Türkiye’nin gündemi, ülkede her gün yaşanan gelişmeler; insanın yaşama sevincini değil örselemek, adeta öldürecek türden.
Bir yandan ekonominin durumu, hayat pahalılığı, diğer yandan sağlıktan eğitime, yargıdan ticarete, spordan siyasete; hemen her alanda ardı arkası kesilmeyen skandal niteliğindeki gelişmeler.
Toplumsal şiddet, kadına/çocuğa taciz /tecavüz, sıradanlaşan cinayetler, sosyal medya fenomeni diye anılan kerameti kendinden menkul kişilerin imza attığı akıl almaz işler ve bunlar gibi birçok alandan onlarca akıl almaz haber geliyor her gün.
*
Eğitimsizlik ve cehalet, toplumsal yozlaşma gerçeğinin temelini oluşturan unsurlardan ikisi.
Bu yozlaşma – farklı boyutlarda – dünyanın neredeyse yüzde 85-90’lık kısmı için geçerli belki ama bizdeki gibi yaygın ve süreğen yaşandığı az sayıda ülke var.
*
Türkiye, tarihin hemen her döneminde ‘güvenlik’ problemleri yaşamış, yaşayan ve dolayısıyla bu sözcüğün gündeminden hiç düşmediği bir ülke. ‘Güvenlik – demokrasi dengesi’ (ya da ikilemi) her dönem bu ülke insanının hayatına yansıyan bir kavram. Bazen daha baskın, bazen nispeten daha hafif ama hep…
*
Bu noktada üzerinde düşünmemiz ve önemsememiz gereken iki kavram var: ‘Siyasal’ ve ‘kültürel’ güvenlik. Bu iki kavram, 2024 Türkiyesinde ‘ulusal güvenlik’ ana başlığının altını dolduruyor.

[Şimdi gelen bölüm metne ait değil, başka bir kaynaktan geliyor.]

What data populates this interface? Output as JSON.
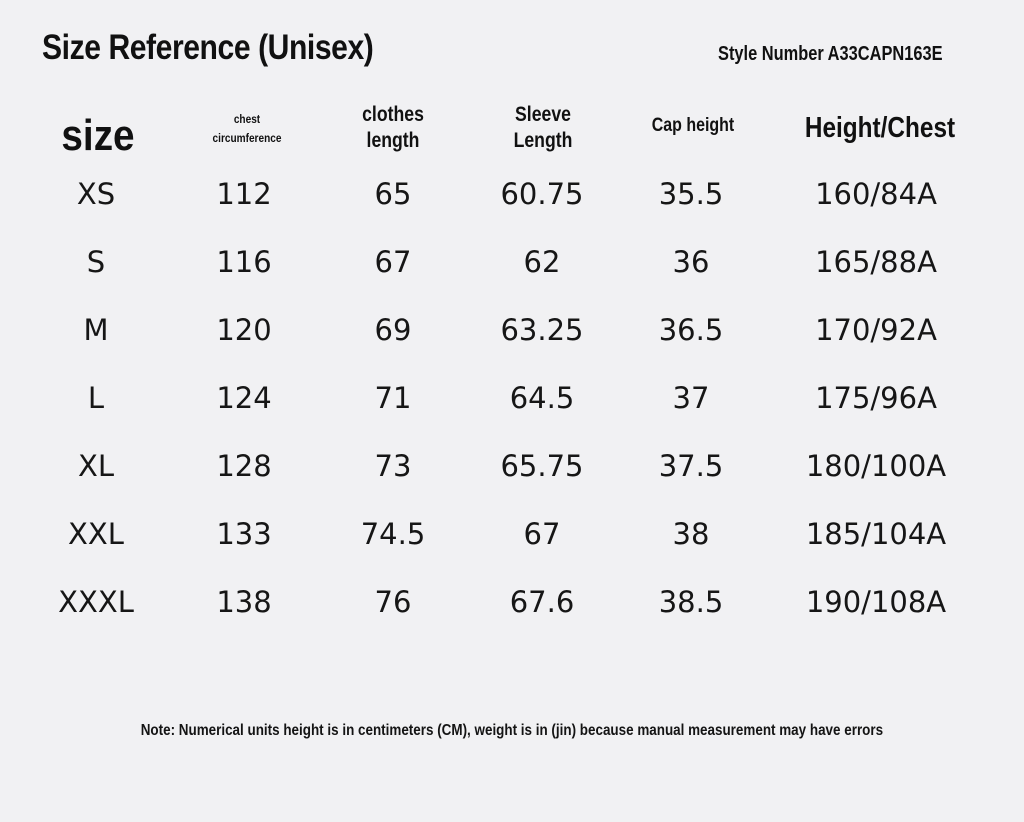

‘Siyasal güvenlik’ bir devletin siyasi yapısı ve kurumlarıyla birlikte değerlerini de her türlü tehdide karşı korumak demek. Burada sözü edilen sadece silahlı değil, aynı zamanda ekonomik, sosyal, kültürel ve çevresel tehditler.
Korunması gerekenler listesinin başında şunlar var: Devletin bağımsızlığı, demokrasi, cumhuriyet gibi siyasi rejimlerin korunması ve sürekliliğinin sağlanması. İç karışıklıkların, isyanların ve şiddet olaylarının önlenmesi, toplumsal huzurun korunması. Enflasyon, işsizlik gibi ekonomik sorunların çözülüp ekonomik istikrarın sağlanması. Kültürel değerlerin korunması, ulusal kimlik ve kültürel mirasın devamlılığı.
*
Gelelim ‘kültürel güvenlik’ kavramına… Bir bireyin, grubun veya toplumun kültürel kimliğini, değerlerini, geleneklerini ve yaşam tarzını koruyup geliştirmesi için gereken tüm koşulların sağlanması demek ‘kültürel güvenlik’.
Hatta bu unsurların, sadece varlığını sürdürmesi değil, aynı zamanda değişen koşullara uyum sağlayıp zenginleşerek nesilden nesle aktarılması demek.
Dil, din, tarih, gelenekler, sanat, edebiyat gibi unsurlardan oluşan kültürel kimlik, buna bağlı olarak kültürel haklar, kültürel çeşitlilik ve kültürel miras... Kültürel güvenlik, işte bütün bunların korunması için gerekiyor.
*
Küreselleşme, göçler, siyasi baskılar ve ekonomik uçurumlar kültürel güvenliği tehdit eden başlıca faktörler. Bunları biliyoruz.
İşte bu dünya gerçeklerinin bilincinde ‘siyasal ve kültürel güvenlik’ kavramlarını öne çıkartmamız gerekiyor. Önemsememiz, üzerine kafa yormamız, tartışmamız gerekiyor.
Çünkü bu iki başlıkta güvenliği sağlayamayan toplumlar; toplumsal huzurunu kaybediyor. O toplumu oluşturan bireyler kimlik bilincini yitiriyor. O toplumlarda demokrasi gelişmiyor ya da oluşamıyor, sürdürülebilir kalkınma mümkün olmuyor, ekonomide sürekli sorunlar yaşanıyor.
Özetle, siyasal ve kültürel güvenlik, toplumların temel direklerinden ikisi. Yaşama sevincini geri getirmenin, geleceğe dair yitirilen umutları yeniden yeşertmenin yollarından ikisi.